CARS wants to make the pond 90 centimeters deep, reducing the footprint to 400 hectares, and that means developing a lighting system that will promote algae growth beyond the 30 centimeters natural sunlight can penetrate. The 400 hectares is still pretty big, Goretzky says. “Obviously, we have to reduce the size of the footprint even more than that.”

Maintaining the optimum temperature in the pond may lead to another environmental plus. Besides unwanted gases, most large industries produce “low grade heat” that’s simply allowed to escape into the atmosphere. “If we could capture that heat and transfer it to our ponds, that could help us maintain a target temperature that could optimize the growth systems for our algae,” Goretzky says.

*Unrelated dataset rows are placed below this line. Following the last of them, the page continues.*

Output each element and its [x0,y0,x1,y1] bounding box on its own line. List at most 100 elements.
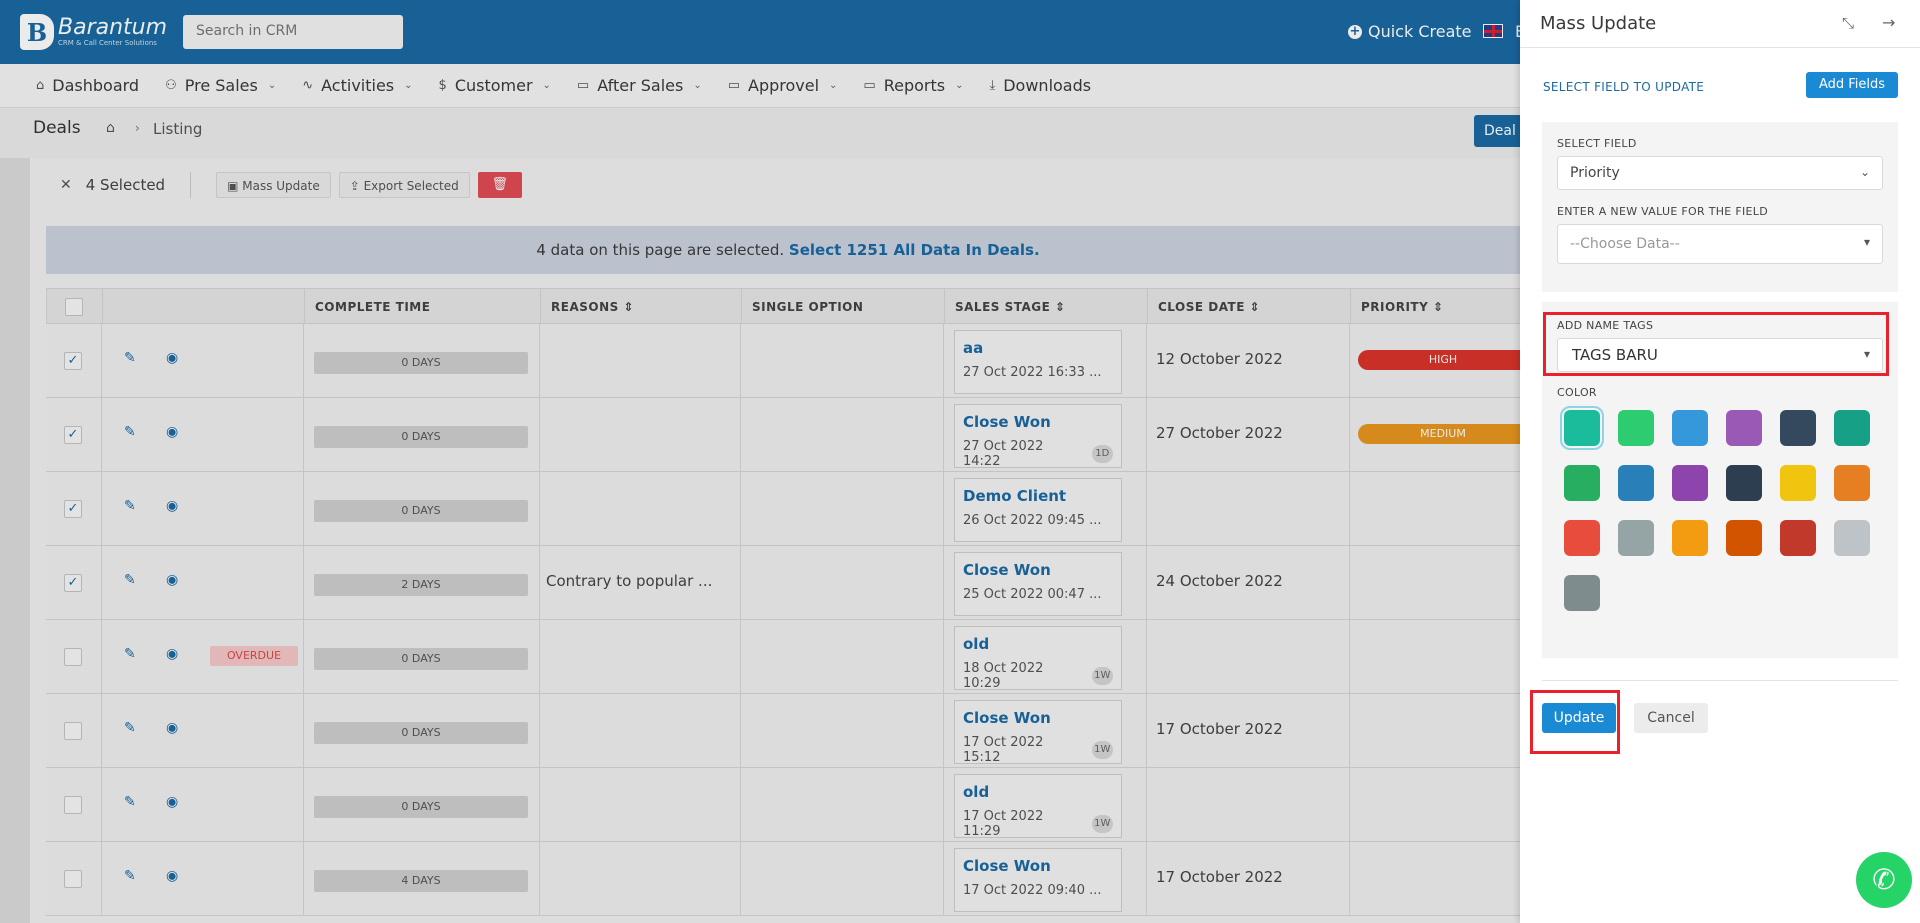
select-all-checkbox[interactable] [65,298,83,316]
view-icon[interactable]: ◉ [166,424,179,440]
edit-icon[interactable]: ✎ [124,720,136,736]
nav-item-after-sales[interactable]: ▭ After Sales ⌄ [577,76,702,95]
logo[interactable]: B Barantum CRM & Call Center Solutions [20,14,167,50]
view-icon[interactable]: ◉ [166,572,179,588]
new-value-dropdown[interactable]: --Choose Data-- ▾ [1557,224,1883,264]
color-swatch[interactable] [1780,410,1816,446]
search-input[interactable]: Search in CRM [183,15,403,49]
view-icon[interactable]: ◉ [166,646,179,662]
nav-item-pre-sales[interactable]: ⚇ Pre Sales ⌄ [165,76,276,95]
sales-stage-box[interactable]: aa 27 Oct 2022 16:33 ... [954,330,1122,394]
nav-item-reports[interactable]: ▭ Reports ⌄ [863,76,963,95]
color-swatch[interactable] [1672,410,1708,446]
sales-stage-box[interactable]: Close Won 25 Oct 2022 00:47 ... [954,552,1122,616]
edit-icon[interactable]: ✎ [124,646,136,662]
nav-item-activities[interactable]: ∿ Activities ⌄ [302,76,412,95]
sales-stage-name[interactable]: Close Won [963,857,1051,875]
home-icon[interactable]: ⌂ [106,120,115,136]
header-close-date[interactable]: CLOSE DATE ⇕ [1148,289,1351,325]
edit-icon[interactable]: ✎ [124,424,136,440]
row-checkbox[interactable] [64,722,82,740]
select-field-dropdown[interactable]: Priority ⌄ [1557,156,1883,190]
close-panel-arrow-icon[interactable]: → [1882,13,1896,32]
color-swatch[interactable] [1618,520,1654,556]
clear-selection-icon[interactable]: ✕ [60,177,72,193]
color-swatch[interactable] [1834,410,1870,446]
color-swatch[interactable] [1834,520,1870,556]
cancel-button[interactable]: Cancel [1634,703,1708,733]
view-icon[interactable]: ◉ [166,498,179,514]
header-complete-time[interactable]: COMPLETE TIME [305,289,541,325]
sales-stage-box[interactable]: old 17 Oct 2022 11:29 1W [954,774,1122,839]
whatsapp-icon[interactable]: ✆ [1856,852,1912,908]
uk-flag-icon[interactable] [1483,24,1503,38]
sales-stage-name[interactable]: Close Won [963,413,1051,431]
view-icon[interactable]: ◉ [166,794,179,810]
table-row[interactable]: ✎ ◉ OVERDUE 0 DAYS old 18 Oct 2022 10:29 1W [46,620,1530,694]
table-row[interactable]: ✎ ◉ 0 DAYS Close Won 17 Oct 2022 15:12 1W 17 O… [46,694,1530,768]
sales-stage-name[interactable]: Close Won [963,561,1051,579]
edit-icon[interactable]: ✎ [124,498,136,514]
deal-button[interactable]: Deal [1474,115,1524,147]
nav-item-customer[interactable]: $ Customer ⌄ [439,76,551,95]
color-swatch[interactable] [1564,520,1600,556]
table-row[interactable]: ✓ ✎ ◉ 0 DAYS Close Won 27 Oct 2022 14:22 1D 27 … [46,398,1530,472]
row-checkbox[interactable]: ✓ [64,574,82,592]
nav-item-dashboard[interactable]: ⌂ Dashboard [36,76,139,95]
table-row[interactable]: ✎ ◉ 0 DAYS old 17 Oct 2022 11:29 1W [46,768,1530,842]
color-swatch[interactable] [1618,465,1654,501]
edit-icon[interactable]: ✎ [124,794,136,810]
sales-stage-name[interactable]: old [963,783,990,801]
edit-icon[interactable]: ✎ [124,572,136,588]
sales-stage-box[interactable]: old 18 Oct 2022 10:29 1W [954,626,1122,691]
export-selected-button[interactable]: ⇪ Export Selected [338,172,470,198]
quick-create-button[interactable]: + Quick Create [1348,22,1472,41]
mass-update-button[interactable]: ▣ Mass Update [216,172,331,198]
color-swatch[interactable] [1780,520,1816,556]
color-swatch[interactable] [1726,465,1762,501]
header-single-option[interactable]: SINGLE OPTION [742,289,945,325]
nav-item-downloads[interactable]: ⤓ Downloads [989,76,1091,95]
color-swatch[interactable] [1726,520,1762,556]
modal-backdrop[interactable] [0,0,1520,923]
color-swatch[interactable] [1560,406,1604,450]
sales-stage-name[interactable]: Close Won [963,709,1051,727]
color-swatch[interactable] [1564,575,1600,611]
edit-icon[interactable]: ✎ [124,868,136,884]
select-all-link[interactable]: Select 1251 All Data In Deals. [788,241,1040,259]
nav-item-approvel[interactable]: ▭ Approvel ⌄ [728,76,838,95]
view-icon[interactable]: ◉ [166,720,179,736]
sales-stage-box[interactable]: Demo Client 26 Oct 2022 09:45 ... [954,478,1122,542]
header-sales-stage[interactable]: SALES STAGE ⇕ [945,289,1148,325]
table-row[interactable]: ✓ ✎ ◉ 0 DAYS aa 27 Oct 2022 16:33 ... 12 Octob… [46,324,1530,398]
table-row[interactable]: ✓ ✎ ◉ 0 DAYS Demo Client 26 Oct 2022 09:45 ..… [46,472,1530,546]
tags-input[interactable]: TAGS BARU ▾ [1557,338,1883,372]
table-row[interactable]: ✓ ✎ ◉ 2 DAYS Contrary to popular ... Close Wo… [46,546,1530,620]
row-checkbox[interactable]: ✓ [64,352,82,370]
sales-stage-name[interactable]: aa [963,339,984,357]
sales-stage-box[interactable]: Close Won 17 Oct 2022 09:40 ... [954,848,1122,912]
delete-icon[interactable]: 🗑 [477,172,522,198]
add-fields-button[interactable]: Add Fields [1806,72,1898,98]
row-checkbox[interactable]: ✓ [64,426,82,444]
color-swatch[interactable] [1672,465,1708,501]
header-reasons[interactable]: REASONS ⇕ [541,289,742,325]
row-checkbox[interactable] [64,648,82,666]
header-priority[interactable]: PRIORITY ⇕ [1351,289,1531,325]
color-swatch[interactable] [1834,465,1870,501]
view-icon[interactable]: ◉ [166,350,179,366]
color-swatch[interactable] [1564,465,1600,501]
update-button[interactable]: Update [1542,703,1616,733]
table-row[interactable]: ✎ ◉ 4 DAYS Close Won 17 Oct 2022 09:40 ... 17… [46,842,1530,916]
expand-icon[interactable]: ⤡ [1842,14,1855,32]
color-swatch[interactable] [1672,520,1708,556]
sales-stage-box[interactable]: Close Won 27 Oct 2022 14:22 1D [954,404,1122,469]
color-swatch[interactable] [1780,465,1816,501]
sales-stage-box[interactable]: Close Won 17 Oct 2022 15:12 1W [954,700,1122,765]
row-checkbox[interactable]: ✓ [64,500,82,518]
sales-stage-name[interactable]: Demo Client [963,487,1067,505]
view-icon[interactable]: ◉ [166,868,179,884]
color-swatch[interactable] [1618,410,1654,446]
edit-icon[interactable]: ✎ [124,350,136,366]
row-checkbox[interactable] [64,796,82,814]
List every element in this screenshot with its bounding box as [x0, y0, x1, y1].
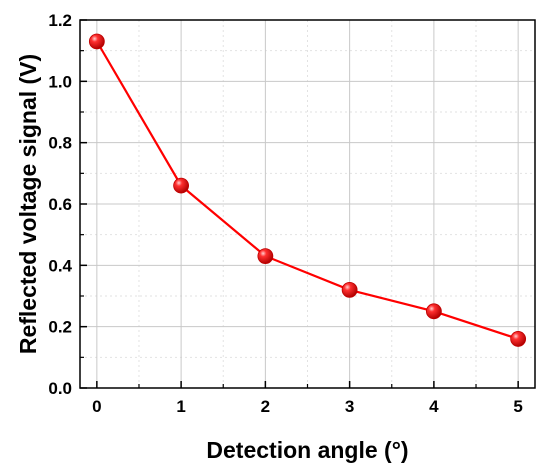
data-point-marker [257, 248, 274, 265]
x-tick-labels: 0 1 2 3 4 5 [92, 397, 523, 416]
series-line [95, 40, 519, 340]
y-tick-labels: 0.0 0.2 0.4 0.6 0.8 1.0 1.2 [48, 11, 72, 398]
y-axis-title: Reflected voltage signal (V) [15, 54, 41, 354]
y-tick-label: 0.4 [48, 256, 72, 275]
x-axis-title: Detection angle (°) [206, 437, 408, 463]
data-point-marker [341, 281, 358, 298]
y-tick-label: 0.2 [48, 318, 72, 337]
data-point [257, 248, 274, 265]
data-point-marker [425, 303, 442, 320]
data-point-marker [510, 331, 527, 347]
data-point-marker [173, 177, 190, 194]
data-point [341, 281, 358, 298]
tick-marks [80, 19, 519, 389]
y-tick-label: 0.0 [48, 379, 72, 398]
y-tick-label: 0.6 [48, 195, 72, 214]
data-point [88, 33, 105, 50]
x-tick-label: 0 [92, 397, 101, 416]
x-tick-label: 2 [261, 397, 270, 416]
x-tick-label: 1 [176, 397, 185, 416]
data-point [425, 303, 442, 320]
data-point [510, 331, 527, 347]
data-point [173, 177, 190, 194]
data-point-marker [88, 33, 105, 50]
series-layer [88, 33, 527, 347]
y-tick-label: 0.8 [48, 134, 72, 153]
x-tick-label: 4 [429, 397, 439, 416]
x-tick-label: 5 [513, 397, 522, 416]
y-tick-label: 1.0 [48, 72, 72, 91]
x-tick-label: 3 [345, 397, 354, 416]
y-tick-label: 1.2 [48, 11, 72, 30]
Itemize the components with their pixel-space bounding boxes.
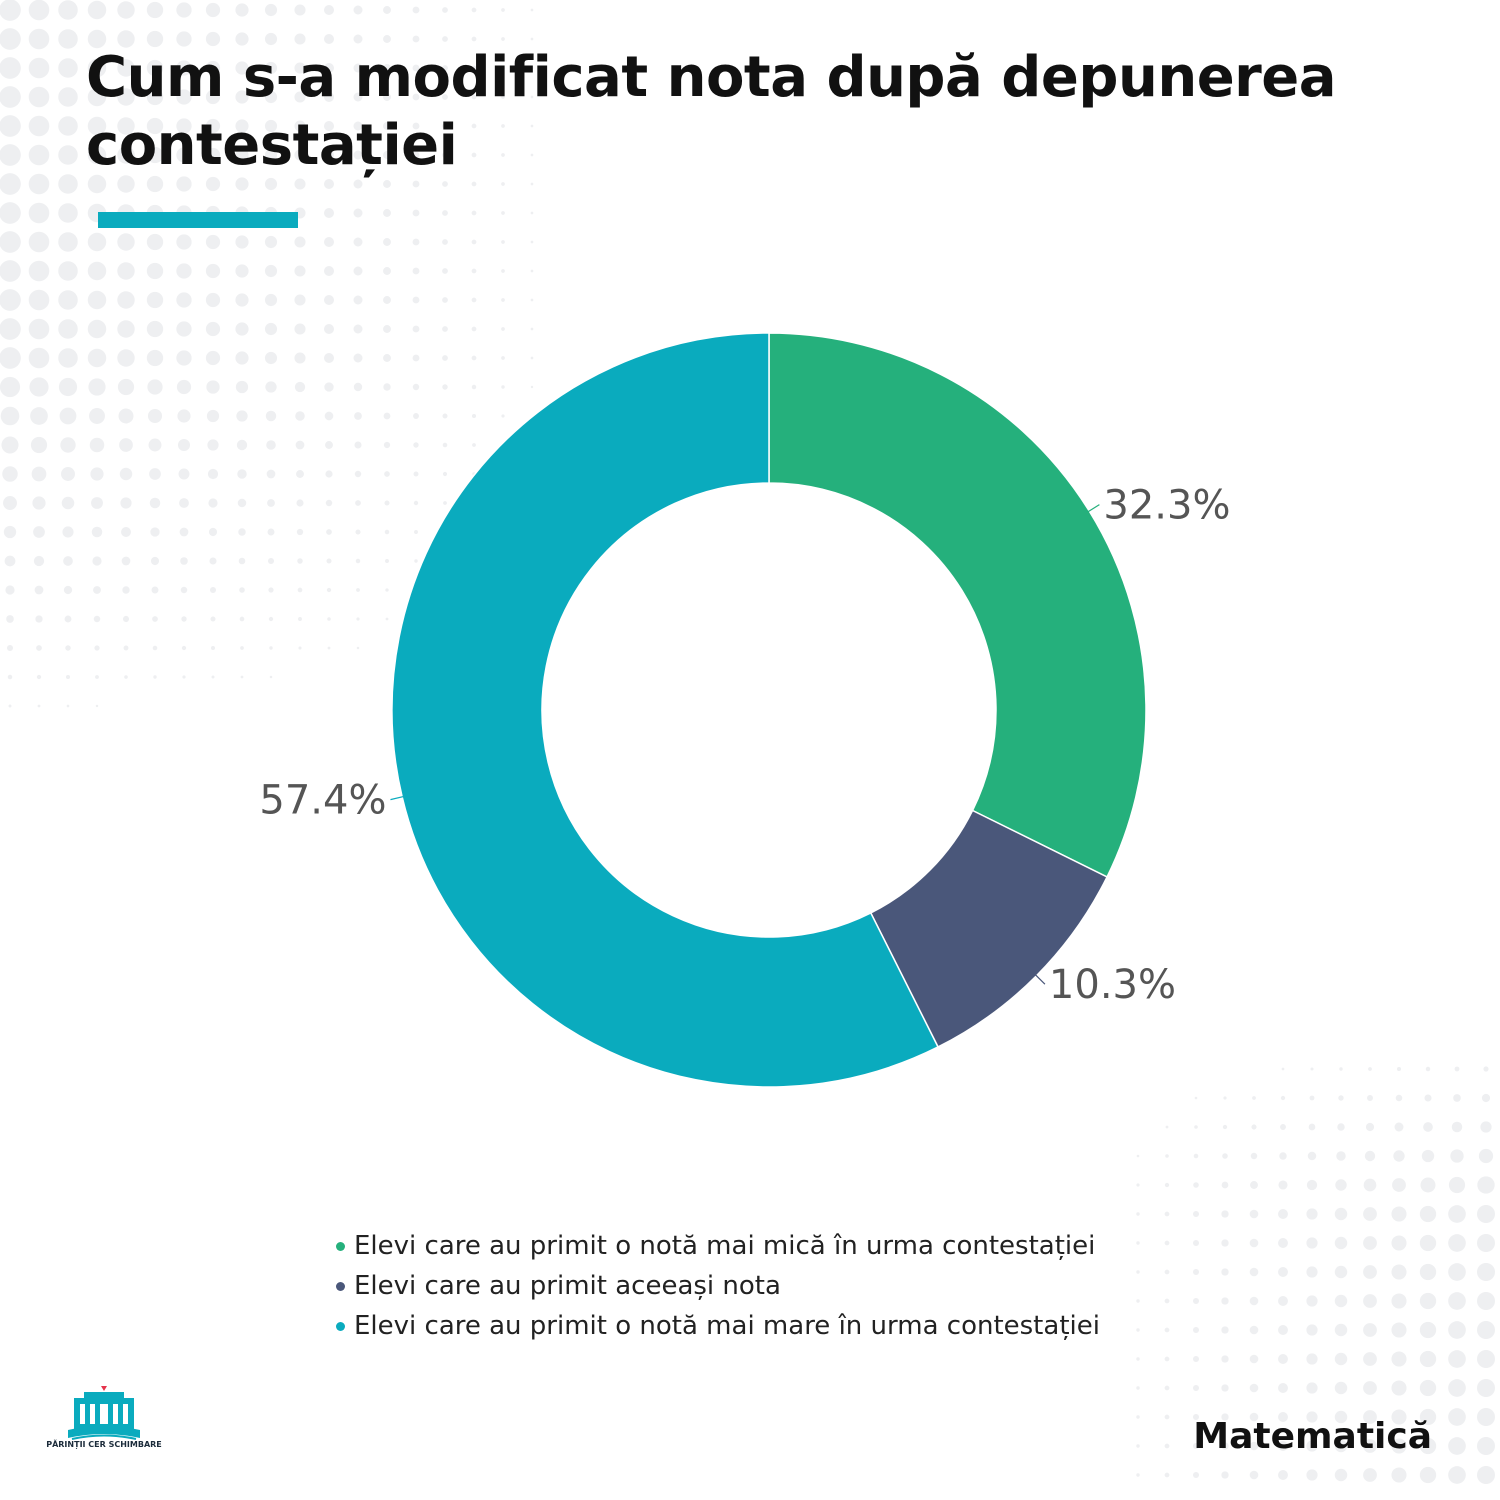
data-label: 32.3% xyxy=(1103,483,1230,529)
data-label: 57.4% xyxy=(259,778,386,824)
leader-line xyxy=(390,795,407,801)
legend-label: Elevi care au primit o notă mai mare în … xyxy=(354,1311,1100,1341)
legend-label: Elevi care au primit o notă mai mică în … xyxy=(354,1231,1096,1261)
data-label: 10.3% xyxy=(1049,962,1176,1008)
legend-item: Elevi care au primit o notă mai mică în … xyxy=(336,1226,1100,1266)
legend-swatch xyxy=(336,1281,345,1291)
logo-caption: PĂRINȚII CER SCHIMBARE xyxy=(46,1440,162,1449)
legend-item: Elevi care au primit o notă mai mare în … xyxy=(336,1306,1100,1346)
school-logo-icon xyxy=(68,1386,140,1440)
title-accent-bar xyxy=(98,212,298,228)
chart-legend: Elevi care au primit o notă mai mică în … xyxy=(336,1226,1100,1346)
donut-slice xyxy=(391,332,940,1088)
legend-swatch xyxy=(336,1321,345,1331)
legend-item: Elevi care au primit aceeași nota xyxy=(336,1266,1100,1306)
subject-label: Matematică xyxy=(1193,1416,1432,1457)
leader-line xyxy=(1033,972,1046,985)
legend-swatch xyxy=(336,1241,345,1251)
chart-title: Cum s-a modificat nota după depunerea co… xyxy=(86,45,1337,178)
leader-line xyxy=(1085,504,1100,514)
legend-label: Elevi care au primit aceeași nota xyxy=(354,1271,781,1301)
donut-slice xyxy=(768,332,1147,878)
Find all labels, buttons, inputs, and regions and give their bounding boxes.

He also emphasizes that CARS is a recycling system, not a sequestration or disposal approach. “It extends the period of time it takes for that CO2 to be released. Rather than the CO2 going into the atmosphere, it goes into the algae. From the algae, it’s broken down and turned into something else. That something else, like biodiesel, at some point will be consumed by a vehicle and it will be released into the atmosphere.”

But using the algae means less use of non-renewable fossil fuel in some other area. “It’s more of a living system approach to industrial design, which finds a purpose for carbon and provides other benefits that come with it,” Goretzky says.

The CARS scheme also gets around the expense of collecting, pressurizing and transporting CO2 in a closed carbon capture system. The algae, or a collection of specific algae strains in a pond, can eat up the various flue gas components directly. And ponds could be built where the chimneys exist.

Commercialization of algae has been investigated since the 1930s. The last big research wave lasted from the late 1970s to the early ’90s, spurred by various “energy shocks.” Now, with computer advances, the work can be taken to new heights, particularly in relation to genetics. There is the potential in the near future to obtain a complete genetic map of algae and processors may be able to modify it to fit the flue gas.

“It’s very exciting,” Goretzky said. “You’re building something that changes the way the world looks at energy development.”